He obviously wasn't clear enough about this, but if you're just trying to use the tool, download the binary release. Don't use go get as an installer. They're trying to be multi-OS compatible, an autotools that doesn't assume every system has a /usr/local or whatever the Windows equivalent but not assuming everyone has a %USERPROFILE%\AppData\Local\Low\Roaming or whatever. It does assume everyone has a home directory and an environment variable indicating where that is.
If you opt into modules, modules get stored in GOPATH. If you don't use modules...source gets downloaded into GOPATH. If GOPATH is unset, it uses ~/go.
Not just you. I've been using Go for many years, and while I enjoy the language I always found the environment of it awkward and unfriendly. Envvars on top of envvars. Work only in GOPATH, no wait, stop working in GOPATH. Vendor things...no wait don't do that either.
I think a lot of it is just growing pains, but it still feels clunky. My system has a .cache folder that everything already uses, why does Go need a special cache?
That seems... a bit much IMO. I personally prefer containerizing things. Such as Node.js’ way with node_modules. Then I can put my project wherever I want. Downloaded dependencies can also go in ~/.cache because I don’t plan on editing them.
Go projects using modules are permissive about where you put them (e.g. they don't have to be inside a GOPATH at the right location). It does still use a GOPATH for caching directories though, which seems normal enough. They have to go somewhere, usually declared in some env variable, or they have to have a default location and silently spread files all over. `go get` is not a binary installer, it's a go-project-downloader that happens to also be able to install binaries, so this is IMO expected as it doesn't toss the intermediate products (i.e. a temp folder is not a reasonable choice).
As for multi-language projects and conflicting layout needs: oh yeah, that's still terrible. Maybe try Bazel? It can break `go`(the CLI binary)'s rules and build any package from any source files, regardless of their locations. None of that is part of the language spec, `go` is just opinionated and inflexible (probably for simplicity).
Go uses $GOPATH to save it's own packages/binaries but uses $HOME/go if $GOPATH is not set. Originally needed $GOPATH to be set, but that changed later
Looks interesting for testing local server security. A useful feature to add might be a link to an explanation of the exploited vulnerability, and how to resolve it.
From the readme (saves you the trip to github):
"It'll exploit most sudo privileges listed in GTFOBins to pop a root shell, as well as exploiting issues like a writable docker.sock.

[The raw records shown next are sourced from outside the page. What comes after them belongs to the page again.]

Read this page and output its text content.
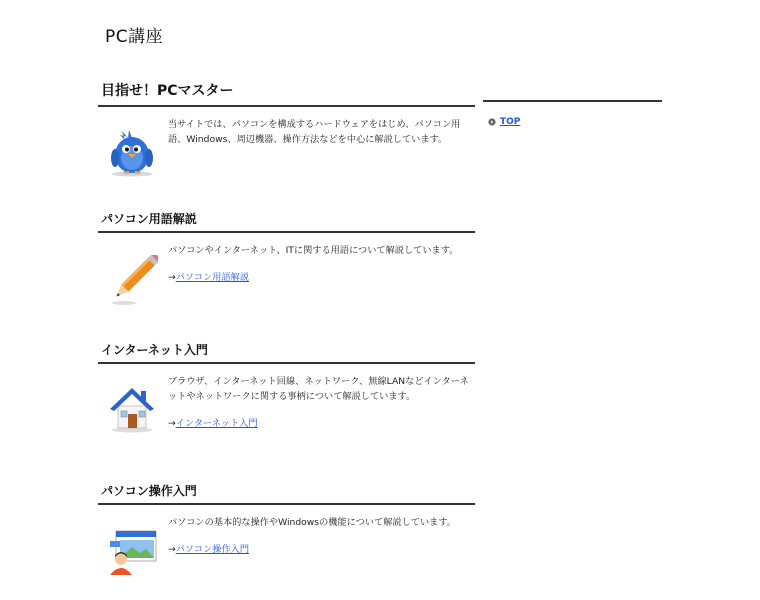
PC講座
目指せ！PCマスター

当サイトでは、パソコンを構成するハードウェアをはじめ、パソコン用語、Windows、周辺機器、操作方法などを中心に解説しています。

パソコン用語解説

パソコンやインターネット、ITに関する用語について解説しています。

→パソコン用語解説
インターネット入門

ブラウザ、インターネット回線、ネットワーク、無線LANなどインターネットやネットワークに関する事柄について解説しています。

→インターネット入門
パソコン操作入門

パソコンの基本的な操作やWindowsの機能について解説しています。

→パソコン操作入門
TOP
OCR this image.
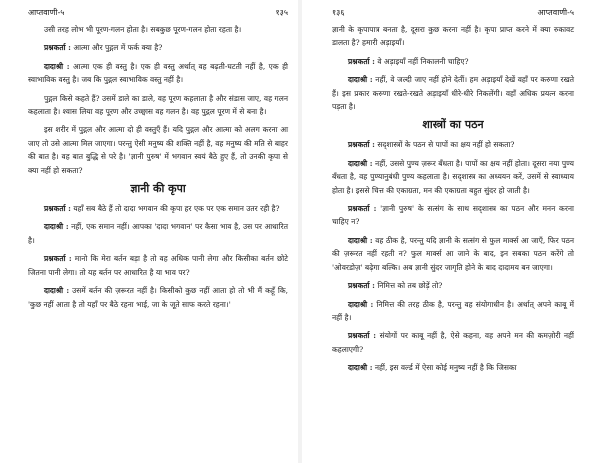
आप्तवाणी-५	१३५

उसी तरह लोभ भी पूरण-गलन होता है। सबकुछ पूरण-गलन होता रहता है।

प्रश्नकर्ता : आत्मा और पुद्गल में फर्क क्या है?

दादाश्री : आत्मा एक ही वस्तु है। एक ही वस्तु अर्थात् वह बढ़ती-घटती नहीं है, एक ही स्वाभाविक वस्तु है। जब कि पुद्गल स्वाभाविक वस्तु नहीं है।

पुद्गल किसे कहते हैं? उसमें डाले का डाले, वह पूरण कहलाता है और संडास जाए, वह गलन कहलाता है। श्वास लिया वह पूरण और उच्छ्वास वह गलन है। वह पुद्गल पूरण में से बना है।

इस शरीर में पुद्गल और आत्मा दो ही वस्तुएँ हैं। यदि पुद्गल और आत्मा को अलग करना आ जाए तो उसे आत्मा मिल जाएगा। परन्तु ऐसी मनुष्य की शक्ति नहीं है, वह मनुष्य की मति से बाहर की बात है। वह बात बुद्धि से परे है। 'ज्ञानी पुरुष' में भगवान स्वयं बैठे हुए हैं, तो उनकी कृपा से क्या नहीं हो सकता?

ज्ञानी की कृपा

प्रश्नकर्ता : यहाँ सब बैठे हैं तो दादा भगवान की कृपा हर एक पर एक समान उतर रही है?

दादाश्री : नहीं, एक समान नहीं। आपका 'दादा भगवान' पर कैसा भाव है, उस पर आधारित है।

प्रश्नकर्ता : मानो कि मेरा बर्तन बड़ा है तो वह अधिक पानी लेगा और किसीका बर्तन छोटे जितना पानी लेगा। तो यह बर्तन पर आधारित है या भाव पर?

दादाश्री : उसमें बर्तन की ज़रूरत नहीं है। किसीको कुछ नहीं आता हो तो भी मैं कहूँ कि, 'कुछ नहीं आता है तो यहाँ पर बैठे रहना भाई, जा के जूते साफ करते रहना।'

१३६	आप्तवाणी-५

ज्ञानी के कृपापात्र बनता है, दूसरा कुछ करना नहीं है। कृपा प्राप्त करने में क्या रुकावट डालता है? हमारी अड़ाइयाँ।

प्रश्नकर्ता : वे अड़ाइयाँ नहीं निकालनी चाहिए?

दादाश्री : नहीं, वे जल्दी जाए नहीं होने देतीं। हम अड़ाइयाँ देखें वहाँ पर करुणा रखते हैं। इस प्रकार करुणा रखते-रखते अड़ाइयाँ धीरे-धीरे निकलेंगी। वहाँ अधिक प्रयत्न करना पड़ता है।

शास्त्रों का पठन

प्रश्नकर्ता : सद्शास्त्रों के पठन से पापों का क्षय नहीं हो सकता?

दादाश्री : नहीं, उससे पुण्य ज़रूर बँधता है। पापों का क्षय नहीं होता। दूसरा नया पुण्य बँधता है, वह पुण्यानुबंधी पुण्य कहलाता है। सद्शास्त्र का अध्ययन करें, उसमें से स्वाध्याय होता है। इससे चित्त की एकाग्रता, मन की एकाग्रता बहुत सुंदर हो जाती है।

प्रश्नकर्ता : 'ज्ञानी पुरुष' के सत्संग के साथ सद्शास्त्र का पठन और मनन करना चाहिए न?

दादाश्री : वह ठीक है, परन्तु यदि ज्ञानी के सत्संग से फुल मार्क्स आ जाएँ, फिर पठन की ज़रूरत नहीं रहती न? फुल मार्क्स आ जाने के बाद, इन सबका पठन करेंगे तो 'ओवरडोज़' बढ़ेगा बल्कि। अब ज्ञानी सुंदर जागृति होने के बाद दादामय बन जाएगा।

प्रश्नकर्ता : निमित्त को तब छोड़ें तो?

दादाश्री : निमित्त की तरह ठीक है, परन्तु वह संयोगाधीन है। अर्थात् अपने काबू में नहीं है।

प्रश्नकर्ता : संयोगों पर काबू नहीं है, ऐसे कहना, वह अपने मन की कमज़ोरी नहीं कहलाएगी?

दादाश्री : नहीं, इस वर्ल्ड में ऐसा कोई मनुष्य नहीं है कि जिसका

More routes to root will be added over time too."
It's a cool idea and I like the execution but if I'm at the point where I've uploaded the binary over and executed it I've already run `sudo -l` and checked my permissions (and I could be wrong but from my brief scan of the source code I don't think it attempts to exploit SUID but just sudo permissions). Probably would save a little bit of time with docker escalation but again pretty standard enumeration would've revealed that vector by then.
How do you plan to use this universally across compromised systems, if they don't have Go to compile this?
A better solution might be https://github.com/Frissi0n/GTFONow which is written in python without dependencies and supports Py2/3. I would expect this to work on more hosts.
I mean typically yes, I keep binaries around for whatever system I'm targeting. 32+64bit binaries for linux and windows (4 total) will cover about 99% of any machines you're likely to come across. I think you've taken more of an issue with this than is necessary, seeing as if I can run linpeas or linenum I am probably not going to have an issue running a static binary, and it's really a matter of personal choice.
Unlike most of compiled languages Go have no-effort cross-compile for different architecture. All you need is to specify GOARCH. So what's problem with compiling different binaries?
There's no way to achieve this...even writing things in POSIX is going to be incompatible on some systems. Having a different binary for different systems is necessary. Even writing things in an interpreted language e.g. Python still requires at least Python binaries on all your systems, and that's ignoring dependencies. It doesn't get much more convenient than Golang's cross compilation.